Friday, January 3, 2014

Pre-Code Parade: THE SHIP FROM SHANGHAI (1930)

It looks like it should have been a Lon Chaney vehicle and it nearly was. Under the title of "Ordeal" it was announced as Chaney's next film for Metro-Goldwyn-Mayer in the summer of 1929, but by August, when production began on a ship wired for sound -- it was hyped in early 1930 as the first all-talking picture filmed at sea -- Louis Wolheim had been signed for the lead role as the film's heavy. Wolheim is known today just about entirely for the next film he made, All Quiet on the Western Front, but he'd had a solid career in silents as a grotesque sort of he-man. The role has Chaney written all over it: a brute with a fragile psyche who longs to turn the tables on his betters. You can see how it had been meant to develop Chaney as a man of a thousand voices, since Ted the Steward must be obsequious toward the passengers on the yacht he serves, but is mockingly vulgar while gossiping with the dumb Swedish cook, and later raves through delusions of grandeur ("I'm a kind of god!") when he takes control of the crippled ship after a storm. In the end, like many a Chaney character, Ted really longs for the authentic love of a woman, but the villain of The Ship From Shanghai does nothing whatsoever to earn it. I don't know whether Chaney was reassigned by the studio or turned the part down himself, but I suspect that he would have seen that there was nothing sympathetic about Ted, the role leaving him no opportunity to play for pathos as he liked.

Compared to some Chaney films, Ship strikes a modern note by treating Ted as a psychologically sick man. When a dowager passenger diagnoses him as a paranoiac with a "king complex," we sense from cues that Wolheim has given us that she's on to the truth. Resentful of his subservient status, Ted gloats over every petty victory he can claim over his employers, celebrating wildly, with the dumb cook as his audience, when one of the passengers promises to be more careful about leaving cigarette ashes on dinner plates. Rather than tragic, Ted is just plain crazy, as the climax proves. He has tricked the rest of the mutinous crew, except for the cook, to abandon ship so he can make the rich passengers his private playthings. His most coveted plaything is Dorothy (Kay Johnson), whom he coaxes into a private dinner (and more) with a promise to spare the rest of the passengers. She is compliant but cold, and that won't do. Ted wants real passion from her, and it comes in the form of scorn as she calls him a madman and a loser. Improbably, this outburst breaks him. He races toward a mirror and starts yelling at himself, finally smashing the glass with his fists while crying, "They've beaten me!" At last he runs on deck and throws himself to the sharks. Wolheim gives the thankless part everything he's got but it probably didn't boost his chances to be the Next Lon Chaney when the first one died later in 1930. As it happened, Wolheim himself didn't long outlive his real triumph in All Quiet. Like Chaney, he was a cancer victim, dying just a year later.

Some people's first thought on seeing Ship From Shanghai might not be "Why isn't Lon Chaney in this?" but "Did Spielberg see it?" That's because it opens in the title town with a Chinese jazz band performing "Singing in the Rain." It put me in mind of Indiana Jones and the Temple of Doom, and at its best Ship has the authentic pulp feel that Temple of Doom strives to emulate.Wolheim's on that same wavelength, and so's Ivan Linov as the big, dumb Swede ("I been think so" is his catchphrase), but the good guys let the film down.

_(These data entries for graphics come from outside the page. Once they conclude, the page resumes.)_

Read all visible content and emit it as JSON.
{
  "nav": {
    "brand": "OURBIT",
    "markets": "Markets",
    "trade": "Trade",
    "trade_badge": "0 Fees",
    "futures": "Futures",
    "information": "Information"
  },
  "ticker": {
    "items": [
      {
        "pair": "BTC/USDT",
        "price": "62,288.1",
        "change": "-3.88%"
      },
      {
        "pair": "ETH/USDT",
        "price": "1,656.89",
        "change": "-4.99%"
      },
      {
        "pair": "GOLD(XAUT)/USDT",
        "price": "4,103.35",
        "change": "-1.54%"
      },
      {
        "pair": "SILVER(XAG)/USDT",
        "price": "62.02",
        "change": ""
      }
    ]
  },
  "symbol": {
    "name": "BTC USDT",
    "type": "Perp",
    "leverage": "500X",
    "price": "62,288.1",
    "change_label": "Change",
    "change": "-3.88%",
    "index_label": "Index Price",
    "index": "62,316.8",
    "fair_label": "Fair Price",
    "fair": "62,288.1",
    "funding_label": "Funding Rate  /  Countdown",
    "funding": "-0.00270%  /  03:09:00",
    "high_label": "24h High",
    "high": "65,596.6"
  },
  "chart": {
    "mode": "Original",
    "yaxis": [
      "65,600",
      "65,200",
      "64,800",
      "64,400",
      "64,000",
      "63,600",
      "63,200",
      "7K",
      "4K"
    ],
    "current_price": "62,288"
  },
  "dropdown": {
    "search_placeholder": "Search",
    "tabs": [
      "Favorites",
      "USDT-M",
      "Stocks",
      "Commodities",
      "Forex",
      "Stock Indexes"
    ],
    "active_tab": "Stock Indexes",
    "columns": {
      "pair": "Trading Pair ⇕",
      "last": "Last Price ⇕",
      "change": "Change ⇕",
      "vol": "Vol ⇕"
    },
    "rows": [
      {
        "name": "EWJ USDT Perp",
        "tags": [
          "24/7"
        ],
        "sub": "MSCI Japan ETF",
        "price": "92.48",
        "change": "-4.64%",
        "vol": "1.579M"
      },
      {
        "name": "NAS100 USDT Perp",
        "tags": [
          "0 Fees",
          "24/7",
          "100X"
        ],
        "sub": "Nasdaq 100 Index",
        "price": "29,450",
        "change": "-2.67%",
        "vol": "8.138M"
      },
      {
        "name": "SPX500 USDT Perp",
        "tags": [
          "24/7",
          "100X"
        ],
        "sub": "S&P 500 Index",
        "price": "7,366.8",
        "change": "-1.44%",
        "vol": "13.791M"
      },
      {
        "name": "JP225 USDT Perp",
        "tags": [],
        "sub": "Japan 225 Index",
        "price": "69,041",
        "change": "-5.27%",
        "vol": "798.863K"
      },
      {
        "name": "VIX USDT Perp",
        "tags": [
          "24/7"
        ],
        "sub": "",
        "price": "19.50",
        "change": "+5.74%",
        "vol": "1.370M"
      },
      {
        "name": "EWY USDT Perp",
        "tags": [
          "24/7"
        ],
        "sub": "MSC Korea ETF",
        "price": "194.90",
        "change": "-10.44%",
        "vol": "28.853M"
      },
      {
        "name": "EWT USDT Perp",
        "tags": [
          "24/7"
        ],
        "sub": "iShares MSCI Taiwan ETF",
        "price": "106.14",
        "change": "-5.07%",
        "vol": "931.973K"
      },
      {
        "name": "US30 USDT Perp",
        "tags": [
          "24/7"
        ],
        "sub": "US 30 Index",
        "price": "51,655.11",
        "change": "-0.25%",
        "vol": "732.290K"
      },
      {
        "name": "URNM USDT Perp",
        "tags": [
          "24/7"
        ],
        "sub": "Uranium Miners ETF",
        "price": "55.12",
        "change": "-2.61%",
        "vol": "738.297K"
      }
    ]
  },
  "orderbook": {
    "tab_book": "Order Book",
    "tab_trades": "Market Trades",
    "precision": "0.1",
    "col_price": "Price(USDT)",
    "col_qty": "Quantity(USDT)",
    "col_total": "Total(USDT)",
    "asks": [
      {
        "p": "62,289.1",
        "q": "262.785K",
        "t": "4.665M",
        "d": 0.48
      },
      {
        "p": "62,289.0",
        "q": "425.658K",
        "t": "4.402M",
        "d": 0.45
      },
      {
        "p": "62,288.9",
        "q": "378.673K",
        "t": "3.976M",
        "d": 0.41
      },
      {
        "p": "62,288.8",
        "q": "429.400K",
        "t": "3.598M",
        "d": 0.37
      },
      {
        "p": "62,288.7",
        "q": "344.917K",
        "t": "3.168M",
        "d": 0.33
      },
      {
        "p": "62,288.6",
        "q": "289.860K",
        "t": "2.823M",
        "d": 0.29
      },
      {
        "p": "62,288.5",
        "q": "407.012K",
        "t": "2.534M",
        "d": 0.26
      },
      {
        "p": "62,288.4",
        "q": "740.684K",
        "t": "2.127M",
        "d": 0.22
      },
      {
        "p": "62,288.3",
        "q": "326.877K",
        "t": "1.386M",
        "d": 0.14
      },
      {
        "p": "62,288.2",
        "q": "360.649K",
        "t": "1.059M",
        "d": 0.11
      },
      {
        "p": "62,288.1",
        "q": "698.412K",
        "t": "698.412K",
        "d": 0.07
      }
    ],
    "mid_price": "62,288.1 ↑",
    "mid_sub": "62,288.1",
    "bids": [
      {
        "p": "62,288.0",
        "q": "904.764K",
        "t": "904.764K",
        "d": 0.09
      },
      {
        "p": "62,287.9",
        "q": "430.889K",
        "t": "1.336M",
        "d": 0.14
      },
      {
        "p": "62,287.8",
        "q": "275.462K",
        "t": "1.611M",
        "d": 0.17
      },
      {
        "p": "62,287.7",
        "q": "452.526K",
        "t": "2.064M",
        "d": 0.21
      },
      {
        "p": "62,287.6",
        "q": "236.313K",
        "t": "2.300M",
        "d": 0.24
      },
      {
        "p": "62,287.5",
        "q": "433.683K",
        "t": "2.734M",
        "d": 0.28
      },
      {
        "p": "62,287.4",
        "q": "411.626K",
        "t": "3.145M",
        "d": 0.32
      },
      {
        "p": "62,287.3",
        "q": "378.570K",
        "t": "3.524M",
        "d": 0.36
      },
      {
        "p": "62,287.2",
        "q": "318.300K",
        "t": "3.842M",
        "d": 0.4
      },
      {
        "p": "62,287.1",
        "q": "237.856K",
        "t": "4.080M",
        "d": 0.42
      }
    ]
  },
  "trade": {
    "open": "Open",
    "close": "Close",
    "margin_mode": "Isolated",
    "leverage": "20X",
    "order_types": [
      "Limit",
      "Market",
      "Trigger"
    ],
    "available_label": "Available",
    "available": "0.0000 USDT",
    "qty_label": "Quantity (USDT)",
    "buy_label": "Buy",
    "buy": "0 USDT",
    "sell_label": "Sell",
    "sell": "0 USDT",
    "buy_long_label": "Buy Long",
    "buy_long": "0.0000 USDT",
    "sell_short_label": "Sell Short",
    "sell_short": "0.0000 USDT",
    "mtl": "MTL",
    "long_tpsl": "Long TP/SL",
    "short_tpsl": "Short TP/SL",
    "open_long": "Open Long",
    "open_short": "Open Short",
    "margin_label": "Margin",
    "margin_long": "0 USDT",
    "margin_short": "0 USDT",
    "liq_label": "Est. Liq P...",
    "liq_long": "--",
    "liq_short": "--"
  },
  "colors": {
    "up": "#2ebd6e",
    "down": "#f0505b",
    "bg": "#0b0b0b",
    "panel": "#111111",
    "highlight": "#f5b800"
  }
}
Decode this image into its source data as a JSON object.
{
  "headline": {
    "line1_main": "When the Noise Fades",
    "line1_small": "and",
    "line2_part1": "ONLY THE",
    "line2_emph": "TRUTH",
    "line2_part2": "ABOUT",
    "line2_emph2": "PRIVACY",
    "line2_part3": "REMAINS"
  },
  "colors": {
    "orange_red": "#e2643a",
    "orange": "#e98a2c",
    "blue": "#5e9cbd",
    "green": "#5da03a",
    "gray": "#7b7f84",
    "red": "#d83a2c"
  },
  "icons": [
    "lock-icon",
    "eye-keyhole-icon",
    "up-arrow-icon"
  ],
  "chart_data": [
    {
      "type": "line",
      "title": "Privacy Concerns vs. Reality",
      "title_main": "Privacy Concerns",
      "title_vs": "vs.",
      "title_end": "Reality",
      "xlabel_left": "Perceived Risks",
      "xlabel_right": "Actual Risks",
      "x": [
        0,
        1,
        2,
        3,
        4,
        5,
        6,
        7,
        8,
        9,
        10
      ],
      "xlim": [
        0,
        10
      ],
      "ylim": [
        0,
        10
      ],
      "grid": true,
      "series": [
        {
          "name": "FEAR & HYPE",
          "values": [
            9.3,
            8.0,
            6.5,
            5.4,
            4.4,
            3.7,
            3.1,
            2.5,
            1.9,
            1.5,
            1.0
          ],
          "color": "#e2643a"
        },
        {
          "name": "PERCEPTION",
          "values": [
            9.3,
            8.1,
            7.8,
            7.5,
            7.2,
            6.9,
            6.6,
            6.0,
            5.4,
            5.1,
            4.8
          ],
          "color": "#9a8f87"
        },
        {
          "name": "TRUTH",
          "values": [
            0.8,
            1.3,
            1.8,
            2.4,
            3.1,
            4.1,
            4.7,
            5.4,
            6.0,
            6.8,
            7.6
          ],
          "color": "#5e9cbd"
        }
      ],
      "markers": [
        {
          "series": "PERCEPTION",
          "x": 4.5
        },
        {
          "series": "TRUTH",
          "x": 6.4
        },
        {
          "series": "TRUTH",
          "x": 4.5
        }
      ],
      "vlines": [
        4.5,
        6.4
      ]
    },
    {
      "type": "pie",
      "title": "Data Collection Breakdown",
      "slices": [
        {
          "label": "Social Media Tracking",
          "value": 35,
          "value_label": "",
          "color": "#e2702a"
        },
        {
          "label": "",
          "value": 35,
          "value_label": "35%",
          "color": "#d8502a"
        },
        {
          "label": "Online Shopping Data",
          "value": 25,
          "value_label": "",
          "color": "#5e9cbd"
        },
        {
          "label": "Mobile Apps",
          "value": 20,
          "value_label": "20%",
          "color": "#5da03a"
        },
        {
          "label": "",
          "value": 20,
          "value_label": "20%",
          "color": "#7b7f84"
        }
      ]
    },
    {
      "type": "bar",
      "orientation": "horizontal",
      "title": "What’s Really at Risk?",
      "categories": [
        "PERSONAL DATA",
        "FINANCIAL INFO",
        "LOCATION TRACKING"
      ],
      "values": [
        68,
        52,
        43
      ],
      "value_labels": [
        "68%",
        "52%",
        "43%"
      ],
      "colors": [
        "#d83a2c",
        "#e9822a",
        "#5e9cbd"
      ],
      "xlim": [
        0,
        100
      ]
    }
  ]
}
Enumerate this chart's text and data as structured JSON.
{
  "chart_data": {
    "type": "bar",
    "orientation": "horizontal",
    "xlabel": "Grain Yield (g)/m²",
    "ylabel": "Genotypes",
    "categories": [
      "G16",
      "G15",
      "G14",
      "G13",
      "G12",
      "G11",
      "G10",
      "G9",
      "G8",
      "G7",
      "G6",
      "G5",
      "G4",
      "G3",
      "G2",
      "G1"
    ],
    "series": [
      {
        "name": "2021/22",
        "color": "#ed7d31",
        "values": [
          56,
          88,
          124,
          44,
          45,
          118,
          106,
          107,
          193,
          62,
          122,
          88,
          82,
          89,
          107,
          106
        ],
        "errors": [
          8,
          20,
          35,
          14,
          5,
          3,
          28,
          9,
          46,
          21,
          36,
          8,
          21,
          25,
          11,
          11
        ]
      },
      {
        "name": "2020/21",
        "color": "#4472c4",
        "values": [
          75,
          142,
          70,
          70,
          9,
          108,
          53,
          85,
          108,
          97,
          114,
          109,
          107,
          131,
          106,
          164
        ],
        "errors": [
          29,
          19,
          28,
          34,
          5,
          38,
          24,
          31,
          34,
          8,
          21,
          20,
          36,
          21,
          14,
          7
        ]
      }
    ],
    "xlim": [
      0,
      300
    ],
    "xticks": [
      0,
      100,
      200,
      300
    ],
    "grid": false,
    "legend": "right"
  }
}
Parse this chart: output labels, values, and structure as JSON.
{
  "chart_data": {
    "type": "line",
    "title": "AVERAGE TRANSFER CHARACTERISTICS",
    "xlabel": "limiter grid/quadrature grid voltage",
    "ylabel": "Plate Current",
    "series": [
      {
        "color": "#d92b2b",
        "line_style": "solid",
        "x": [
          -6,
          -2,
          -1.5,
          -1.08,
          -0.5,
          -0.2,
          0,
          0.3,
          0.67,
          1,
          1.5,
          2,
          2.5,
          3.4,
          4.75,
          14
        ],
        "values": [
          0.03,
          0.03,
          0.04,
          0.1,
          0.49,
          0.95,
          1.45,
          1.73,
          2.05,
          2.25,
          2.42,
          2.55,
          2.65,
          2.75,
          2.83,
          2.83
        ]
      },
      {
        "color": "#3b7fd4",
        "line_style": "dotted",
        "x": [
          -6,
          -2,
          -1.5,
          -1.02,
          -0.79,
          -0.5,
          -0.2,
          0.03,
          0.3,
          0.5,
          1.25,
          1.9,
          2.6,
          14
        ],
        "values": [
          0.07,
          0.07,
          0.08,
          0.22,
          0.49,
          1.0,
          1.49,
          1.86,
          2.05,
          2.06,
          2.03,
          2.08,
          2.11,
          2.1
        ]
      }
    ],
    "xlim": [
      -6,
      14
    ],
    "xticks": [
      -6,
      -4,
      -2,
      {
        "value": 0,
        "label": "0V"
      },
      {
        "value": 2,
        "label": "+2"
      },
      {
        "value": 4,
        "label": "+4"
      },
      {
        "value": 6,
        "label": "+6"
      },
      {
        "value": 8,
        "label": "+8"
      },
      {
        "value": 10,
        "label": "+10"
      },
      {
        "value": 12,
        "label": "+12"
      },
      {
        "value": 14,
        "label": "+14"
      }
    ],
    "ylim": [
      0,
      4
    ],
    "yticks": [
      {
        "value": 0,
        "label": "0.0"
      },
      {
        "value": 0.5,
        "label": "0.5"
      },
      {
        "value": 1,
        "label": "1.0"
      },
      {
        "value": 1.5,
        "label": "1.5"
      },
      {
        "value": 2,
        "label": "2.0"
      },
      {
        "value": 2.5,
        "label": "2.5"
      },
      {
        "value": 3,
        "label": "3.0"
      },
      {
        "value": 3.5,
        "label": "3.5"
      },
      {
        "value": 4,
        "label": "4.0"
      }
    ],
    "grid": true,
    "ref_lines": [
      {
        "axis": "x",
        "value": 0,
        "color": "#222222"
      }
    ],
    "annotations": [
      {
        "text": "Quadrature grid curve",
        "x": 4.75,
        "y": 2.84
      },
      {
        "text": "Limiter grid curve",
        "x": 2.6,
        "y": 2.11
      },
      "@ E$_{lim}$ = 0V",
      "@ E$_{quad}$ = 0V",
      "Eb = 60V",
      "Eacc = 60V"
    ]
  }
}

The problem is, these seagoing swells pretty much are how Ted sees them: a pack of upper-class twits, none of whom ever really earns audience sympathy. But at the same time, Ted's too obviously a lunatic for people to identify with his class warfare, so it's hard to imagine audiences having a rooting interest in any of the characters. Charles Brabin (Beast of the City, Mask of Fu Manchu) directs efficiently and atmospherically, if not innovatively, but he can't do anything with the climactic confrontation but show Wolheim and Johnson screaming at each other monotonously. Maybe Chaney and Tod Browning behind the camera could have whipped this material into shape, but it was not to be. The best you can say about the film we have is that it illustrates the potential that might have been realized by other hands and other faces.

3 comments:

Van Ramsey said...

I LOVE pre-code talkies, especially Warners/First National Vitaphones. I recorded this film from TCM and haven't watched it to the end yet, but I got a kick out of one line...early in the movie when Ted is describing his disdain for the wealthy passengers to the cook, it sure sounds like he says "They f**k like cats!" Major victory for the writers if that line did, in fact, sneak through.

PFerrari said...

I was so wanted to see this film, but my DVR erased it! I have been reading the book the film is based on and it's great. Does anyone have the film? Argh!

Samuel Wilson said...

Jeff, you're in luck. TCM is running it again on March 28 at 1:45pm EST as part of a birthday tribute to Louis Wolheim.

Van, I don't remember that line but I may watch again on the 28th to see if I catch it.